Visite de Macron à l'IHU du professeur Raoult à Marseille : les réactions se multiplient

Ce jeudi 9 avril, Emmanuel Macron a rendu visite au professeur Didier Raoult, à l’IHU de Marseille. Un déplacement confidentiel, durant lequel le président a pu visiter les laboratoires et échanger avec les équipes. Dans la région, cette visite n'a pas plu à tout le monde.

Emmanuel Macron a rencontré le professeur Didier Raoult au cours d'une visite restée confidentielle jusqu'au dernier moment.
Emmanuel Macron a rencontré le professeur Didier Raoult au cours d'une visite restée confidentielle jusqu'au dernier moment. © Antoine Tomaselli/MaxPPP
La visite présidentielle dans les locaux du professeur Didier Raoult a suscité de vives réactions, chez les soignants marseillais comme sur la scène politique. Certains y voient une opération de communication malvenue en période de confinement, quand d’autres y percoivent un signe d’espoir.

Le virologue a rendu compte de la venue d'Emmanuel Macron sur son compte Twitter, publiant une des rares photographies de leur entrevue dans l'enceinte de l'IHU.

Un feu vert pour l’hydroxychloroquine ?

Pour certains défenseurs du protocole marseillais, cet entretien d’Emmanuel Macron avec l'infectiologue est une main tendue encourageante, en faveur de l’hydroxychloroquine.

Le président de la Région Sud, Renaud Muselier, fait notamment partie des premiers à s'en féliciter. Médecin de formation, il affirme : “Je pense que c’est une très bonne nouvelle. [...] Le président a voulu se faire expliquer la méthodologie de travail sur la nouvelle publication du professeur Raoult.
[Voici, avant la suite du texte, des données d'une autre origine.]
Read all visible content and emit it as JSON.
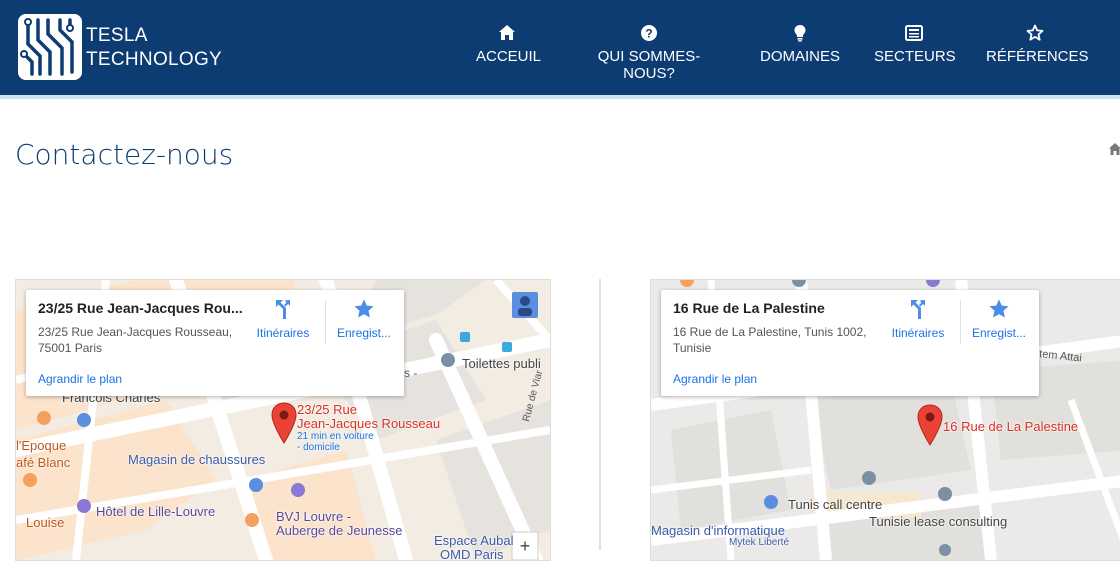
{
  "header": {
    "brand_line1": "TESLA",
    "brand_line2": "TECHNOLOGY",
    "nav": [
      {
        "label": "ACCEUIL",
        "icon": "home-icon"
      },
      {
        "label": "QUI SOMMES-NOUS?",
        "icon": "question-circle-icon"
      },
      {
        "label": "DOMAINES",
        "icon": "lightbulb-icon"
      },
      {
        "label": "SECTEURS",
        "icon": "newspaper-icon"
      },
      {
        "label": "RÉFÉRENCES",
        "icon": "star-outline-icon"
      }
    ]
  },
  "page": {
    "title": "Contactez-nous"
  },
  "maps": [
    {
      "card_title": "23/25 Rue Jean-Jacques Rou...",
      "card_address_line1": "23/25 Rue Jean-Jacques Rousseau,",
      "card_address_line2": "75001 Paris",
      "directions_label": "Itinéraires",
      "save_label": "Enregist...",
      "enlarge_label": "Agrandir le plan",
      "pin_label_line1": "23/25 Rue",
      "pin_label_line2": "Jean-Jacques Rousseau",
      "pin_sub_line1": "21 min en voiture",
      "pin_sub_line2": "- domicile",
      "pois": [
        "Toilettes publi",
        "Francois Charles",
        "l'Epoque",
        "afé Blanc",
        "Magasin de chaussures",
        "Hôtel de Lille-Louvre",
        "BVJ Louvre -",
        "Auberge de Jeunesse",
        "Louise",
        "Espace Aubal",
        "OMD Paris"
      ],
      "streets": [
        "Rue de Viar",
        "s -"
      ]
    },
    {
      "card_title": "16 Rue de La Palestine",
      "card_address_line1": "16 Rue de La Palestine, Tunis 1002,",
      "card_address_line2": "Tunisie",
      "directions_label": "Itinéraires",
      "save_label": "Enregist...",
      "enlarge_label": "Agrandir le plan",
      "pin_label": "16 Rue de La Palestine",
      "pois": [
        "Tunis call centre",
        "Tunisie lease consulting",
        "Magasin d'informatique",
        "Mytek Liberté"
      ],
      "streets": [
        "atem Attai"
      ]
    }
  ],
  "colors": {
    "header_bg": "#0d3c73",
    "header_border": "#c7e4ef",
    "link_blue": "#1a73e8",
    "pin_red": "#d93025"
  }
}
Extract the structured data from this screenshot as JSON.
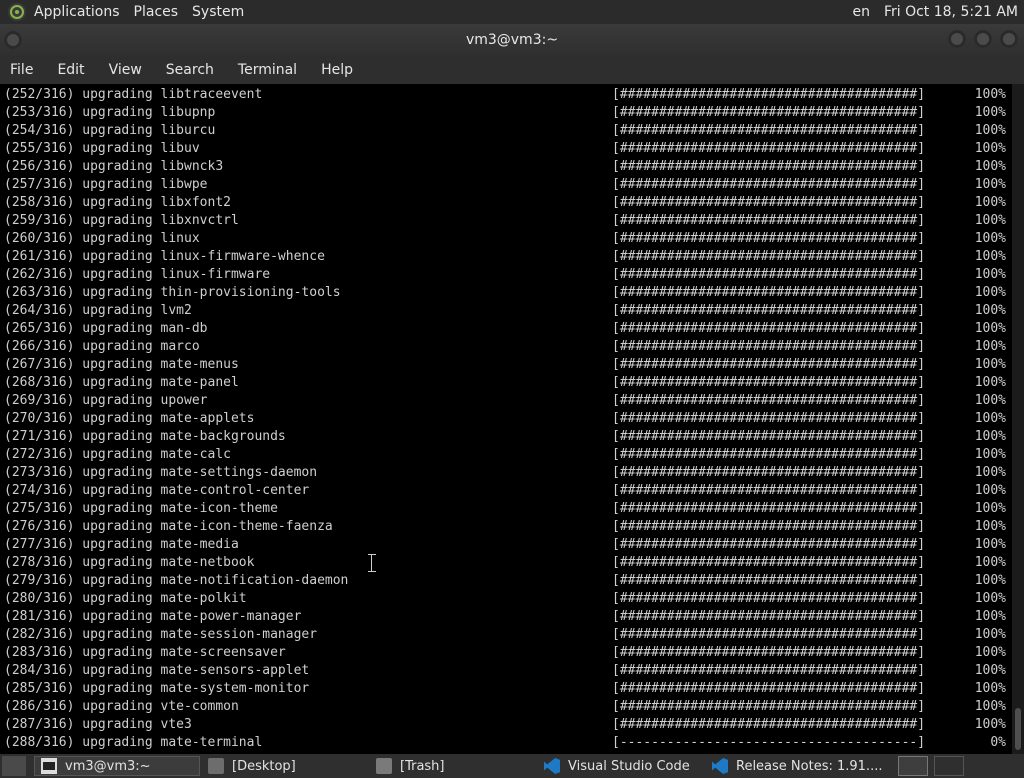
{
  "top_panel": {
    "menus": [
      "Applications",
      "Places",
      "System"
    ],
    "keyboard_layout": "en",
    "clock": "Fri Oct 18, 5:21 AM"
  },
  "window": {
    "title": "vm3@vm3:~"
  },
  "menubar": [
    "File",
    "Edit",
    "View",
    "Search",
    "Terminal",
    "Help"
  ],
  "terminal": {
    "lines": [
      {
        "text": "(252/316) upgrading libtraceevent",
        "bar": "[######################################]",
        "pct": "100%"
      },
      {
        "text": "(253/316) upgrading libupnp",
        "bar": "[######################################]",
        "pct": "100%"
      },
      {
        "text": "(254/316) upgrading liburcu",
        "bar": "[######################################]",
        "pct": "100%"
      },
      {
        "text": "(255/316) upgrading libuv",
        "bar": "[######################################]",
        "pct": "100%"
      },
      {
        "text": "(256/316) upgrading libwnck3",
        "bar": "[######################################]",
        "pct": "100%"
      },
      {
        "text": "(257/316) upgrading libwpe",
        "bar": "[######################################]",
        "pct": "100%"
      },
      {
        "text": "(258/316) upgrading libxfont2",
        "bar": "[######################################]",
        "pct": "100%"
      },
      {
        "text": "(259/316) upgrading libxnvctrl",
        "bar": "[######################################]",
        "pct": "100%"
      },
      {
        "text": "(260/316) upgrading linux",
        "bar": "[######################################]",
        "pct": "100%"
      },
      {
        "text": "(261/316) upgrading linux-firmware-whence",
        "bar": "[######################################]",
        "pct": "100%"
      },
      {
        "text": "(262/316) upgrading linux-firmware",
        "bar": "[######################################]",
        "pct": "100%"
      },
      {
        "text": "(263/316) upgrading thin-provisioning-tools",
        "bar": "[######################################]",
        "pct": "100%"
      },
      {
        "text": "(264/316) upgrading lvm2",
        "bar": "[######################################]",
        "pct": "100%"
      },
      {
        "text": "(265/316) upgrading man-db",
        "bar": "[######################################]",
        "pct": "100%"
      },
      {
        "text": "(266/316) upgrading marco",
        "bar": "[######################################]",
        "pct": "100%"
      },
      {
        "text": "(267/316) upgrading mate-menus",
        "bar": "[######################################]",
        "pct": "100%"
      },
      {
        "text": "(268/316) upgrading mate-panel",
        "bar": "[######################################]",
        "pct": "100%"
      },
      {
        "text": "(269/316) upgrading upower",
        "bar": "[######################################]",
        "pct": "100%"
      },
      {
        "text": "(270/316) upgrading mate-applets",
        "bar": "[######################################]",
        "pct": "100%"
      },
      {
        "text": "(271/316) upgrading mate-backgrounds",
        "bar": "[######################################]",
        "pct": "100%"
      },
      {
        "text": "(272/316) upgrading mate-calc",
        "bar": "[######################################]",
        "pct": "100%"
      },
      {
        "text": "(273/316) upgrading mate-settings-daemon",
        "bar": "[######################################]",
        "pct": "100%"
      },
      {
        "text": "(274/316) upgrading mate-control-center",
        "bar": "[######################################]",
        "pct": "100%"
      },
      {
        "text": "(275/316) upgrading mate-icon-theme",
        "bar": "[######################################]",
        "pct": "100%"
      },
      {
        "text": "(276/316) upgrading mate-icon-theme-faenza",
        "bar": "[######################################]",
        "pct": "100%"
      },
      {
        "text": "(277/316) upgrading mate-media",
        "bar": "[######################################]",
        "pct": "100%"
      },
      {
        "text": "(278/316) upgrading mate-netbook",
        "bar": "[######################################]",
        "pct": "100%"
      },
      {
        "text": "(279/316) upgrading mate-notification-daemon",
        "bar": "[######################################]",
        "pct": "100%"
      },
      {
        "text": "(280/316) upgrading mate-polkit",
        "bar": "[######################################]",
        "pct": "100%"
      },
      {
        "text": "(281/316) upgrading mate-power-manager",
        "bar": "[######################################]",
        "pct": "100%"
      },
      {
        "text": "(282/316) upgrading mate-session-manager",
        "bar": "[######################################]",
        "pct": "100%"
      },
      {
        "text": "(283/316) upgrading mate-screensaver",
        "bar": "[######################################]",
        "pct": "100%"
      },
      {
        "text": "(284/316) upgrading mate-sensors-applet",
        "bar": "[######################################]",
        "pct": "100%"
      },
      {
        "text": "(285/316) upgrading mate-system-monitor",
        "bar": "[######################################]",
        "pct": "100%"
      },
      {
        "text": "(286/316) upgrading vte-common",
        "bar": "[######################################]",
        "pct": "100%"
      },
      {
        "text": "(287/316) upgrading vte3",
        "bar": "[######################################]",
        "pct": "100%"
      },
      {
        "text": "(288/316) upgrading mate-terminal",
        "bar": "[--------------------------------------]",
        "pct": "0%"
      }
    ]
  },
  "taskbar": {
    "tasks": [
      {
        "label": "vm3@vm3:~",
        "icon": "terminal-icon"
      },
      {
        "label": "[Desktop]",
        "icon": "folder-icon"
      },
      {
        "label": "[Trash]",
        "icon": "trash-icon"
      },
      {
        "label": "Visual Studio Code",
        "icon": "vscode-icon"
      },
      {
        "label": "Release Notes: 1.91....",
        "icon": "vscode-icon"
      }
    ]
  }
}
Il n'exclut aucune piste, et celle du professeur Raoult est manifestement bonne à étudier.

Le soir-même de la visite, il s’est réjoui sur son compte Twitter, en appuyant à nouveau son soutien au professeur Didier Raoult Pour lui, ce déplacement se justifie logiquement. “Le président a besoin de s'informer et vient sur le terrain pour voir ce qu'il se passe, [...] pour être efficace dans son arbitrage et sa prise de décision”.

La députée LR des Bouches du Rhône Valérie Boyer s'interroge  : “Je veux savoir pourquoi il vient là aujourd’hui après avoir laissé Didier Raoult être conspué par des professeurs, en partie de son comité scientifique ?

Testée positive au Covid-10, l'élue marseillaise est elle-même traitée à la chloroquine depuis plusieurs semaines.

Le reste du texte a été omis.